Domestiques (Chemikal Underground Records)
By: Alex Steininger
Originally released in 1997 on What Are Records?, and now on Chemikal Underground (with bonus tracks), The Delgados' debut, Domestiques shows the band's budding talents as they start to emerge. Certainly not as powerful or as polished as their most recent full-length, Hate (Mantra Recordings), the record still has its shining moments and is a worthy listen certainly for fans, but novices as well.
With nineteen tracks total - the original fourteen and five bonus cuts ("Monica Webster", "Primary Alternative", "Thirteen Gliding Principals", "Een Telf", and "Bearcub") - the record's nearly sixty minutes is filled with some diamonds in the rough and some already fully developed gems.

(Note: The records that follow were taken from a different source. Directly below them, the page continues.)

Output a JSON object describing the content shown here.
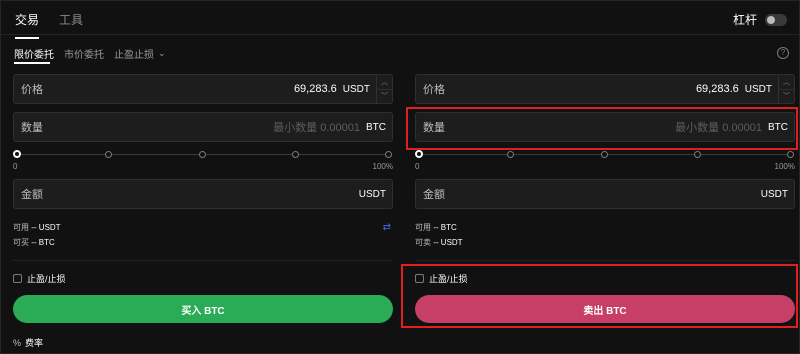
{
  "header": {
    "tabs": [
      {
        "label": "交易"
      },
      {
        "label": "工具"
      }
    ],
    "leverage_label": "杠杆"
  },
  "order_tabs": [
    {
      "label": "限价委托"
    },
    {
      "label": "市价委托"
    },
    {
      "label": "止盈止损"
    }
  ],
  "help": "?",
  "buy": {
    "price_label": "价格",
    "price_value": "69,283.6",
    "price_unit": "USDT",
    "qty_label": "数量",
    "qty_placeholder": "最小数量 0.00001",
    "qty_unit": "BTC",
    "slider_min": "0",
    "slider_max": "100%",
    "amount_label": "金额",
    "amount_unit": "USDT",
    "avail_line1": {
      "label": "可用",
      "value": "-- USDT"
    },
    "avail_line2": {
      "label": "可买",
      "value": "-- BTC"
    },
    "tpsl_label": "止盈/止损",
    "button_label": "买入 BTC",
    "fee_label": "费率"
  },
  "sell": {
    "price_label": "价格",
    "price_value": "69,283.6",
    "price_unit": "USDT",
    "qty_label": "数量",
    "qty_placeholder": "最小数量 0.00001",
    "qty_unit": "BTC",
    "slider_min": "0",
    "slider_max": "100%",
    "amount_label": "金额",
    "amount_unit": "USDT",
    "avail_line1": {
      "label": "可用",
      "value": "-- BTC"
    },
    "avail_line2": {
      "label": "可卖",
      "value": "-- USDT"
    },
    "tpsl_label": "止盈/止损",
    "button_label": "卖出 BTC"
  },
  "colors": {
    "buy": "#2aab56",
    "sell": "#c73e66",
    "highlight": "#e02020",
    "accent": "#3d6cf0"
  }
}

Of the latter, "Stratcona Slung" would certainly qualify. A driven, energetic indie-rock offering that boldly proclaims its presence with an infectious, addictive hook that leads right into the sing-along chorus. After hearing this song, one has no question how the band has established themselves as creators of beautiful, balls-y indie-rock.
Other songs like "Big Business in Europe" and "Sucrose" showcase the band's punk leanings firing up their indie rock, while "Falling and Landing" and "D'estus Morte" find the band settling down, turning it down a notch, and writing laid-back, sleepy, indie-pop songs.
The band is multi-faceted, and that's the beauty of them. They can crank up the noise and rock out or turn it down the volume and still retain your undivided attention. And though they've gotten a lot better at this craft on later albums, on Domestiques they prove they had it from the get go and are just refining their craft with each album. I'll give it a B.